Harlan "falsely stated in semi-annual progress reports submitted to NIA for the contracts that genetic purity of all strains of mice raised under the contracts had been confirmed through biochemical genetic monitoring," according to the settlement signed Friday by prosecutors and company officials.
Hal P. Harlan, the company's chief executive officer, declined yesterday through an assistant to comment on the settlement, but the company released a prepared statement last night.
"Harlan entered into this settlement in order to resolve all outstanding issues promptly, and will continue its long history of service to the National Institutes of Health and other agencies," the statement said.
The National Institute on Aging conducts and funds research on a wide range of subjects, including the biology of aging and age-related diseases. An NIA spokesman said they could not respond yesterday to specific questions about the effect of the mouse and rat contamination on research or the steps the agency took to address the problem.
Federal prosecutors estimated that thousands of rodents could have been affected, but they said they believe only a small percentage of those rodents would have been defective. DiPietro added that as many as 250 researchers might have been affected, but he declined to say whether studies relying on the rodents needed to be shut down.
NIA officials provided replacement mice to researchers with ongoing projects in order to continue their studies, according to the U.S. Attorney's office.
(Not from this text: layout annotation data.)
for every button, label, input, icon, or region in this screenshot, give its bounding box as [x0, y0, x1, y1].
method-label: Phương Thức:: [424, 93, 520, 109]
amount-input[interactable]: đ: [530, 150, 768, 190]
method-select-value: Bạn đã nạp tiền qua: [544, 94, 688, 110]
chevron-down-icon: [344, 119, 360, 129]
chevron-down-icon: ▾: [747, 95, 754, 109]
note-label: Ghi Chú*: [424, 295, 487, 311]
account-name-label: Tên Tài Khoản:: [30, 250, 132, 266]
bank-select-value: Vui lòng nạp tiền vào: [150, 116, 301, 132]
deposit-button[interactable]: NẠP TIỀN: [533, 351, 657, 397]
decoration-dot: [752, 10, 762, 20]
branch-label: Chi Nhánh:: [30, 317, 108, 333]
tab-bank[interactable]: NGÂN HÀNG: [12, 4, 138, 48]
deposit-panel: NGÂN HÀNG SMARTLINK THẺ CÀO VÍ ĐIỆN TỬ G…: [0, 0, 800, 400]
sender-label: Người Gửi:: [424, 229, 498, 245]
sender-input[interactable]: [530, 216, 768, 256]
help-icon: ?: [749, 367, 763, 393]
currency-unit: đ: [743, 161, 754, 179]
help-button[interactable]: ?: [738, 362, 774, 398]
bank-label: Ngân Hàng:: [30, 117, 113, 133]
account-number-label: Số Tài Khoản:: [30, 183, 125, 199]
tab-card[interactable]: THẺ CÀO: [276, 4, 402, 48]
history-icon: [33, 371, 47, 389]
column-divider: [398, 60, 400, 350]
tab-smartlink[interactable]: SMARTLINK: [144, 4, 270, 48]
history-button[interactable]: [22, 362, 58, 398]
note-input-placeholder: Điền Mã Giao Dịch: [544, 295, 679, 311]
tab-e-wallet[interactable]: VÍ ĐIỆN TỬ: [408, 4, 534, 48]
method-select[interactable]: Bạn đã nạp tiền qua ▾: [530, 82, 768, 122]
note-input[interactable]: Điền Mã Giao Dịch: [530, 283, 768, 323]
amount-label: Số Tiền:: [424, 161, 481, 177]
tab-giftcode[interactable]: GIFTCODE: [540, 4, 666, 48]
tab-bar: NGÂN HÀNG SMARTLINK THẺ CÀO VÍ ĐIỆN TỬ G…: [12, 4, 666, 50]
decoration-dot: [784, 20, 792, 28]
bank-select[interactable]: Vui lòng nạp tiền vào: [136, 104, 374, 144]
The U.S. attorney's office in Maryland pursued a civil claim under the False Claims Act, rather than a criminal prosecution against the company.
"The genetic integrity of laboratory animals is critical in age-related research. We are pleased to announce this settlement which compensates the government for its time and effort ... and maintains the integrity of NIA's age-related research programs," Maryland's interim U.S. Attorney Allen F. Loucks said in a prepared statement yesterday.
Prosecutors said the $7.2 million settlement represents full reimbursement to the government for the cost of the research affected by the defective rodents, plus damages and penalties. But U.S. attorney spokeswoman Vickie LeDuc said that the contracts are still in effect and that only part of one was terminated as a result of the investigation.
Founded in 1931, Harlan, Sprague, Dawley Inc. produces more than 200 stocks and strains of mice, rats, hamsters, guinea pigs, gerbils, rabbits, cats and dogs. The privately held company has more than 1,300 employees and maintains outposts in nine foreign countries.
According to scientific journals, its animals have been used in studies in such areas as hypertension, HIV/AIDS and West Nile virus.
"Research demands quality animals supported by reliable reports ... ," the company's Web site states.
But problems with the reliability of its rodent populations emerged in 1992 with rats bred by Harlan especially for hypertension research.
Researchers discovered that the rats, known as Dahl salt-sensitive rats, were not reacting as expected. They were not developing high blood pressure despite a diet high in salt.
The reason, according to the scientists, was genetic impurities that occurred in the breeding process.